Une vidéo rend compte de cet évènement, nous en indique le sens et nous en montre la portée (1).
Ainsi, l’inspirateur de ces rencontres, Pascal Colin, directeur général d’Initiatives, exprime l’intention : « Dans ce monde qui change, qui bouge, qui se transforme, il est nécessaire que des chrétiens puissent témoigner de leur espérance, de leur joie et de leur foi ».
Cependant, ce concert n’est pas seulement une expression spirituelle, c’est aussi un espace de rencontre. En effet, une concorde interreligieuse s’exprime à cette occasion par la présence de représentants de différentes communautés religieuses. Et, manifestement, leurs déclarations sur la vidéo témoignent d’une sympathie conviviale. Parce qu’il manifeste et crée des liens entre les communautés et renforce ainsi le tissu social, ce concert est également apprécié par les instances politiques locales. Ainsi le maire d’Antony manifeste sa satisfaction. Et la députée, également présente, apporte un soutien qui n’a rien de convenu. Ce concert suscite un consensus positif.
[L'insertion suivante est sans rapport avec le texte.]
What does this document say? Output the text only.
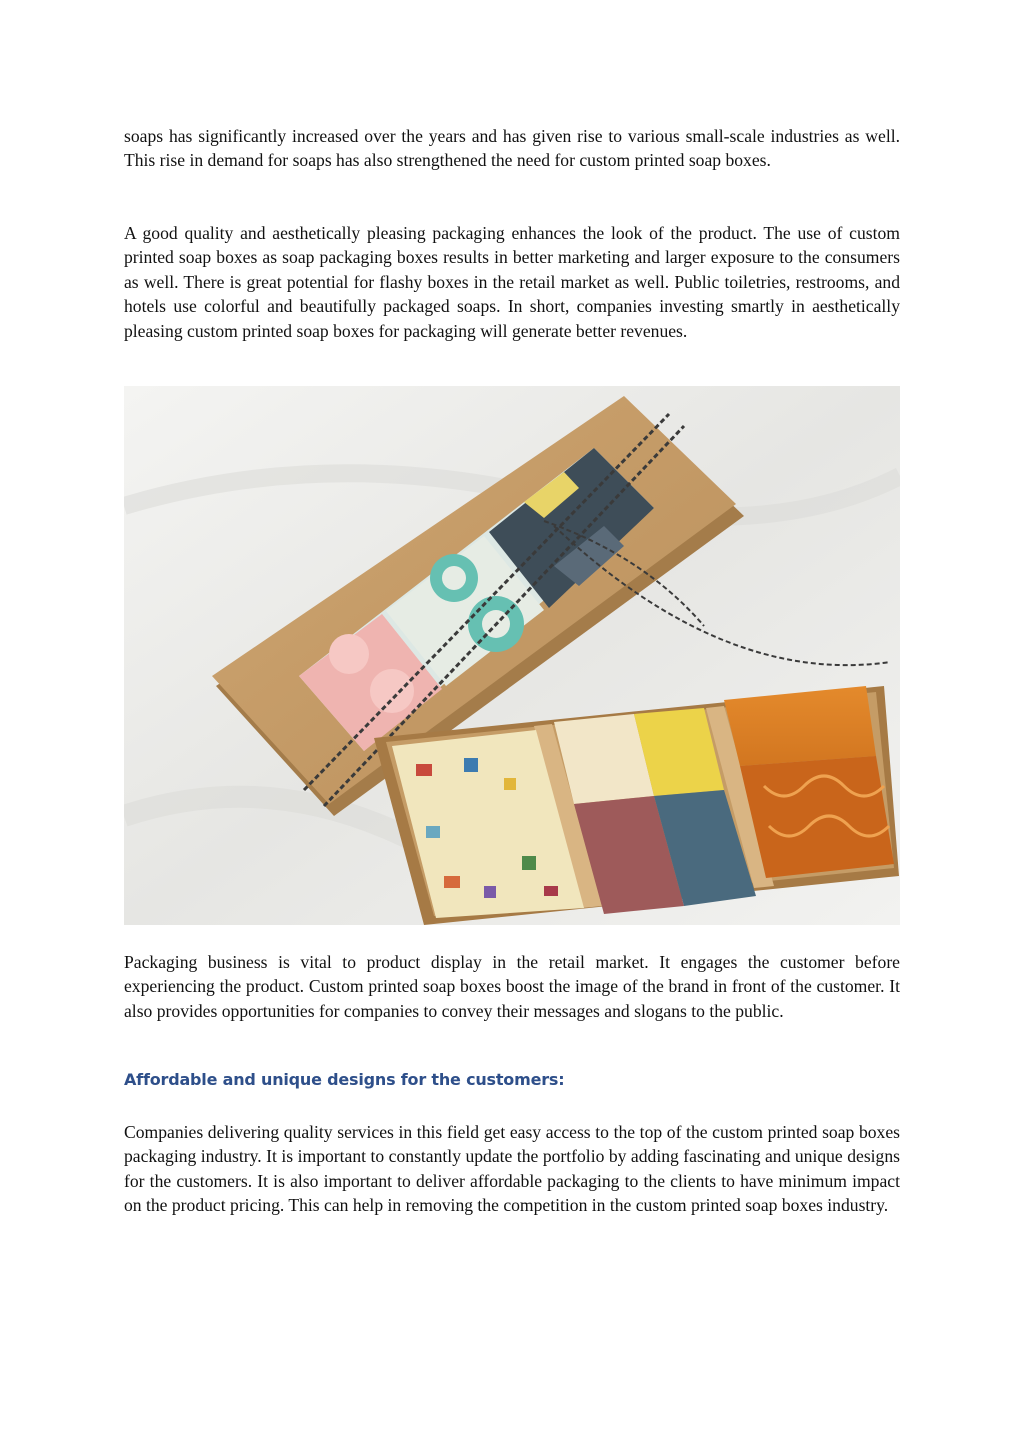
soaps has significantly increased over the years and has given rise to various small-scale industries as well. This rise in demand for soaps has also strengthened the need for custom printed soap boxes.

A good quality and aesthetically pleasing packaging enhances the look of the product. The use of custom printed soap boxes as soap packaging boxes results in better marketing and larger exposure to the consumers as well. There is great potential for flashy boxes in the retail market as well. Public toiletries, restrooms, and hotels use colorful and beautifully packaged soaps. In short, companies investing smartly in aesthetically pleasing custom printed soap boxes for packaging will generate better revenues.

Packaging business is vital to product display in the retail market. It engages the customer before experiencing the product. Custom printed soap boxes boost the image of the brand in front of the customer. It also provides opportunities for companies to convey their messages and slogans to the public.

Affordable and unique designs for the customers:

Companies delivering quality services in this field get easy access to the top of the custom printed soap boxes packaging industry. It is important to constantly update the portfolio by adding fascinating and unique designs for the customers. It is also important to deliver affordable packaging to the clients to have minimum impact on the product pricing. This can help in removing the competition in the custom printed soap boxes industry.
Ce consensus va-t-il de soi dans une société où les divisions abondent ? il nous parait le fruit d’un processus où des liens se sont peu à peu tissés. Et déjà à l’intérieur de l’univers chrétien protestant avec ses particularités et dans sa diversité, il a fallu se reconnaître et s’entendre. Plus largement, l’œcuménisme a élargi l’audience.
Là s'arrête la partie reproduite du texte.